IκB‑α: At the crossroad between oncogenic and tumor‑suppressive signals (Review)
- Alessandro Morotti
- Sabrina Crivellaro
- Cristina Panuzzo
- Giovanna Carrà
- Angelo Guerrasio
- Giuseppe Saglio
Published online on: December 6, 2016
Copyright: © Morotti et al.
This is an open access article distributed under the terms of Creative Commons Attribution License.

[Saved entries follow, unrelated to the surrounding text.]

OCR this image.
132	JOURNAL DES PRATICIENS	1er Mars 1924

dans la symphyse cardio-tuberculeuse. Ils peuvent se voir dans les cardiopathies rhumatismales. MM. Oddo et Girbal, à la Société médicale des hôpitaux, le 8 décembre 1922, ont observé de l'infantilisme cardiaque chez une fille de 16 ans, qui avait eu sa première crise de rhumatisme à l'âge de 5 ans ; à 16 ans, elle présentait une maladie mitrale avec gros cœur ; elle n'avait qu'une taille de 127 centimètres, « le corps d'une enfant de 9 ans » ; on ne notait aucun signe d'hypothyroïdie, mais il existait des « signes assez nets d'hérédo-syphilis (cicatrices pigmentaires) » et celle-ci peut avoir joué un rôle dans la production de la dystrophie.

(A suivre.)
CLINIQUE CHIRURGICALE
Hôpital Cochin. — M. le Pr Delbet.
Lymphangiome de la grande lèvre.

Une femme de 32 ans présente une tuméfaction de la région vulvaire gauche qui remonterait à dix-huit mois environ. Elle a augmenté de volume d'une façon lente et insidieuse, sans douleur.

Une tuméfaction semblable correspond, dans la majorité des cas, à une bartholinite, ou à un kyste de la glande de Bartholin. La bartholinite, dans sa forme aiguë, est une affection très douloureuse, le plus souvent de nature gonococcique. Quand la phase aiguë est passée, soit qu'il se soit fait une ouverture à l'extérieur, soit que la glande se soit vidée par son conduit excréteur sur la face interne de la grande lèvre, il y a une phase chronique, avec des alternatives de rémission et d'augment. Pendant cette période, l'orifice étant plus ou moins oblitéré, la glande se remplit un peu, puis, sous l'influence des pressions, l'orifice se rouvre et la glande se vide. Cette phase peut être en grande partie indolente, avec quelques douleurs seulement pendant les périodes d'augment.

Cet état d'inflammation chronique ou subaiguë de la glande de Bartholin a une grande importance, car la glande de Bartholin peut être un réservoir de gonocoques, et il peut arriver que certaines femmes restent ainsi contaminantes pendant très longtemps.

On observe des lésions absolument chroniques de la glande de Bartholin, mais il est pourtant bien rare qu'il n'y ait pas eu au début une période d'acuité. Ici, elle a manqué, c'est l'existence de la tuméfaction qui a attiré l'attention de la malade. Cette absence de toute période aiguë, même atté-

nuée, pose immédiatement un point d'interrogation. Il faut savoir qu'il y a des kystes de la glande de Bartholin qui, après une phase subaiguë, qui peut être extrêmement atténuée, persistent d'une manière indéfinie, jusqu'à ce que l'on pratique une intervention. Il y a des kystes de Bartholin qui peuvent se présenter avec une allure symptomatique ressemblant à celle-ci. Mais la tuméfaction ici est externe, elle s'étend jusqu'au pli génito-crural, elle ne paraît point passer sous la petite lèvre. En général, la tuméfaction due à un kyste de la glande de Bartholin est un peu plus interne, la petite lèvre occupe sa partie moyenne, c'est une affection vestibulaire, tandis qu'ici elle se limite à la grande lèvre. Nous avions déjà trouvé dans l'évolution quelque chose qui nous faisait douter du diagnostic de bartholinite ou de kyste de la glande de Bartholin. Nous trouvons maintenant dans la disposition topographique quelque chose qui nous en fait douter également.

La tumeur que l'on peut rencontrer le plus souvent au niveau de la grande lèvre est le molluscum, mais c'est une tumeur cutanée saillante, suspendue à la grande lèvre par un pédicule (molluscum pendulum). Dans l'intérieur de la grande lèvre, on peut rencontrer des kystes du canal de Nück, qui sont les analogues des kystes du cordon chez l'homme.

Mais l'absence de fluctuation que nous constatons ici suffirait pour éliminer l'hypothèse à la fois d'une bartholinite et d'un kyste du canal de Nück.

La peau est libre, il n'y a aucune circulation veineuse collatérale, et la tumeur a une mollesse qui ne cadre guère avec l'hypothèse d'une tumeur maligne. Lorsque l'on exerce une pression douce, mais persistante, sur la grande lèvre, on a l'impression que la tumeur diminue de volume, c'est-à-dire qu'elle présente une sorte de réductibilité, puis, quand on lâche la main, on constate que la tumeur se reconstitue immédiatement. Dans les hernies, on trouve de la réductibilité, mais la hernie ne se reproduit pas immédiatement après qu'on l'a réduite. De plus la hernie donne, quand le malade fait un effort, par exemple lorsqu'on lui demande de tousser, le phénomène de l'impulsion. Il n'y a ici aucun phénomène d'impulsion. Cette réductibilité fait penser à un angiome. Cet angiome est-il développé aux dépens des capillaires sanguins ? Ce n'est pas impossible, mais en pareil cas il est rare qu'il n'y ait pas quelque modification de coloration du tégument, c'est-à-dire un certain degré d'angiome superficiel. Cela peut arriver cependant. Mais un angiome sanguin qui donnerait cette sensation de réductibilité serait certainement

Nuclear factor κB (NF‑κB) is an essential component of tumorigenesis and resistance to cancer treatments. NFKB inhibitor α (IκB‑α) acts as a negative regulator of the classical NF‑κB pathway through its ability to maintain the presence of NF‑κB in the cytoplasm. However, IκB‑α is also able to form a complex with tumor protein p53, promoting its inactivation. Recently, we demonstrated that IκB‑α is able to mediate p53 nuclear exclusion and inactivation in chronic myeloid leukemia, indicating that IκB‑α can modulate either oncogenic or tumor‑suppressive functions, with important implications for cancer treatment. The present review describes the role of IκB‑α in cancer pathogenesis, with particular attention to hematological cancers, and highlights the involvement of IκB‑α in the regulation of p53 tumor‑suppressive functions.